晴れて第一志望の大学に合格した私は、無事に高校も卒業し、今日、ひとり暮らしをすることになった学生マンションに引っ越す。
笑顔の伯父さんと、涙目の伯母さん、号泣する友達。平日の真昼、人の少ない駅のホームで、ひとりずつ握手を交わす。
「帰りたくなったら、いつでも帰っておいで」
「ハタチの誕生日は絶対帰って来んばぞ。ビールで乾杯ばせんといかんけん!」
「カナエー……元気にしとってね。ぜっったい遊びに行くけんね」
短い間だったのに、濃い日々だった。充実した時間はあっという間に過ぎていく。これは本当だったんだな。今になって思い知った。家を巣立ち、遠い地にひとりで暮らすからと言って、永遠の別れになるわけではない。夏季休暇に入れば帰ってくるし、年末年始だってもちろん帰るつもりだ。
なのにどうだ。目から止めどなく流れる涙と鼻水で顔をくしゃくしゃにして、いっときの別れに悲しみを覚えている。実家を飛び出したとき、泣くどころか笑っていた私が……。
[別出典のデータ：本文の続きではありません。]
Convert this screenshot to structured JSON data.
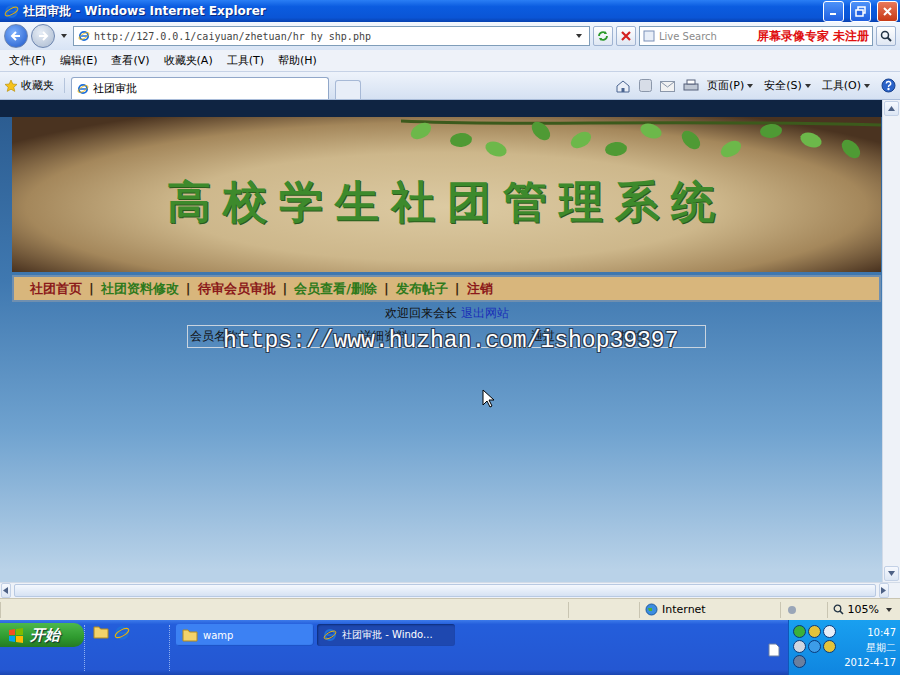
{
  "window": {
    "title": "社团审批 - Windows Internet Explorer"
  },
  "address_bar": {
    "url": "http://127.0.0.1/caiyuan/zhetuan/hr_hy_shp.php",
    "search_placeholder": "Live Search",
    "recorder_mark": "屏幕录像专家 未注册"
  },
  "menu": [
    "文件(F)",
    "编辑(E)",
    "查看(V)",
    "收藏夹(A)",
    "工具(T)",
    "帮助(H)"
  ],
  "favorites": {
    "label": "收藏夹"
  },
  "tabs": [
    {
      "label": "社团审批",
      "selected": true
    }
  ],
  "command_bar": [
    "页面(P)",
    "安全(S)",
    "工具(O)"
  ],
  "page": {
    "site_title": "高校学生社团管理系统",
    "nav_separator": "|",
    "nav": [
      {
        "label": "社团首页",
        "color": "#8b1a1a"
      },
      {
        "label": "社团资料修改",
        "color": "#2f7a1c"
      },
      {
        "label": "待审会员审批",
        "color": "#8b1a1a"
      },
      {
        "label": "会员查看/删除",
        "color": "#2f7a1c"
      },
      {
        "label": "发布帖子",
        "color": "#2f7a1c"
      },
      {
        "label": "注销",
        "color": "#8b1a1a"
      }
    ],
    "welcome": "欢迎回来会长",
    "logout_link": "退出网站",
    "table": {
      "columns": [
        "会员名称",
        "详细资料",
        "通过",
        "拒绝"
      ],
      "rows": []
    },
    "watermark": "https://www.huzhan.com/ishop39397"
  },
  "status_bar": {
    "zone": "Internet",
    "zoom": "105%"
  },
  "taskbar": {
    "start": "开始",
    "tasks": [
      {
        "label": "wamp",
        "selected": false
      },
      {
        "label": "社团审批 - Windo...",
        "selected": true
      }
    ],
    "clock": {
      "time": "10:47",
      "day": "星期二",
      "date": "2012-4-17"
    }
  }
}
やがて、発車の時刻を知らせる放送が流れた。いま一度、みんなの方を向き、嗚咽を押し殺して笑顔になる。伯父さんも伯母さんも友達も、ニッと笑って手を振ってくれた。ドアが閉まり、新幹線は動き出した。がらんとした車内。席に座る。流れ行く景色。楽しかった思い出、かけがえのない日々。忘れることは決してない。充分過ぎるほどの幸せを味わった。これからの学生生活も、非常に楽しみだ。
残るは、罰のみ。
自然と涙は止んでいた。確かな覚悟を胸に、流れゆく景色を見つめる。かつて人をいじめたという罪を、私は未だに背負ったままだ。償わければ。どんな罰だって受け切ってみせる。散々、非道を働いたのだ。これから、地獄のような苦痛を味わうかもしれない。それでいい。そうでなきゃダメなんだ。私は、地獄を見るべきなんだ。すべての罪を償って初めて、西岡カナエは新生する。
カナエ。しっかりするのよ。あなたは強いんだから。
そう自分に言い聞かせる。伯父さん、伯母さん。私、生まれ変わって帰ってくるからね。
読み終わったら、ポイントを付けましょう!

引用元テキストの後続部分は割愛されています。